释迦牟尼佛在成佛的那一刹那就说:“奇哉!奇哉!一切众生皆具如来智慧德相,唯以妄想执著不能证得。”所谓“如来智慧德相”,即空灵之本心。佛教无量经藏,就是为了消除“妄想执著”,以复此“空”,以证此“空”。
余论
关于佛教“空”这个“非常名”的解释,最容易理解的是大乘义章二的两句话:“空者理之别目,绝众相故名为空。”那么“自色悟空”也可以解释为由具象而抽象,由形而下而形而上,由特殊而普遍,这在今天也仍然是从事哲学社会科学研究者的日常工作。《春秋》之借事明义,《周易》之立象尽意,亦是自色悟空。当年毛泽东主张透过现象看本质,反对浅薄的经验主义,其实即是主张由色悟空。文革红学反礼教、反孔孟的阶级斗争说,虽然偏颇执著,对儿女情长的小说本身,也已“空”了一次。

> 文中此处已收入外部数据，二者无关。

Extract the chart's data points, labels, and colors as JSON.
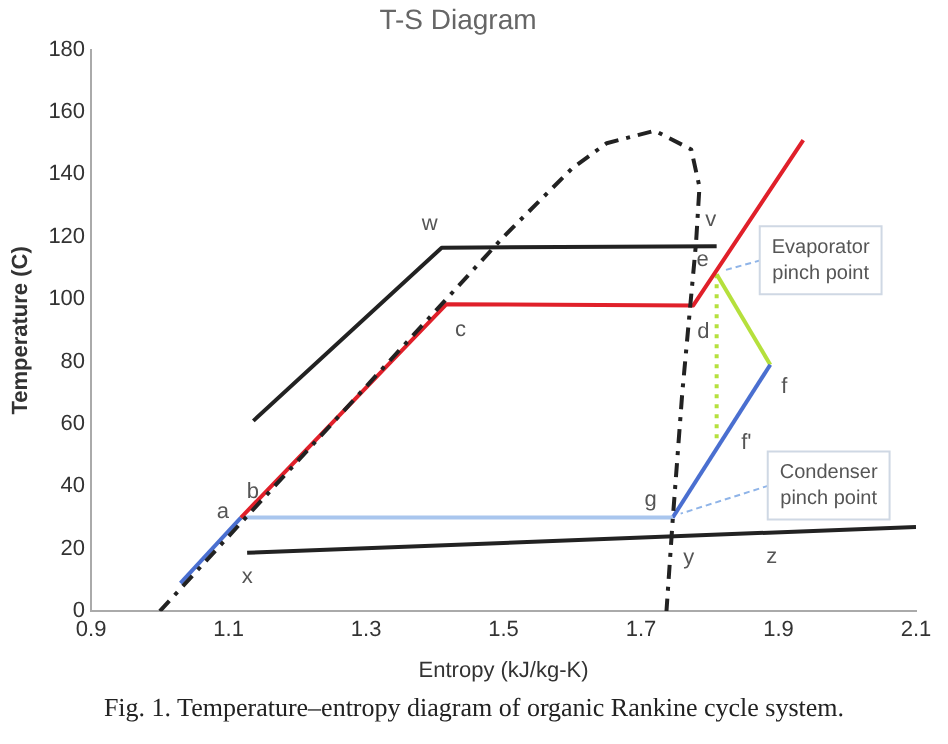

是非成败转头空,任何事物,都有产生消亡的过程。善的事物消失是悲剧,恶的事物灭亡是喜剧。郑所南《心史》(“大无工十空经”):“今日之今,霍霍栩栩,少焉瞩之,已化为古。”郑所南所说的“今”,是指灭亡大宋,僭踞中华的蒙元,他希望它早日化古归空,这与佛法也不太相悖。至于“千语万语只一语,还我大宋旧疆土”,虽然在佛家看来,未免太“住于相”了,但在儒家眼中,则是耿耿的孽子孤臣之心。
“莫道此生沉黑海,性中自有大光明”。虽然任何事物都会归空,但古往今来,人们还是希望美好的事物常存,希望丑恶的事物尽快灭亡。虽非事理之当然,实人心之同然。“有的人活着,他已经死了;有的人死了,他还活着!”理解这些话,除了如佛家要求“不住于相”,还要体会诗人之阳秋微权。美好的事物,崇高的人格,应该常常回到民族慈母的梦中,应该在我们心中“仙寿恒昌”。
当年德国诗人海涅见到哲学家黑格尔,质疑其“存在即合理”,黑格尔朝他挤挤眼,说“合理的应该存在”。改变了一下词序,就表现了黑格尔辩证法的革命性。倘若有人对佛陀质疑万物归空,佛陀也许会说“丑恶虚妄应该归空”,于是我们从佛法中也能引伸出变法改制思想。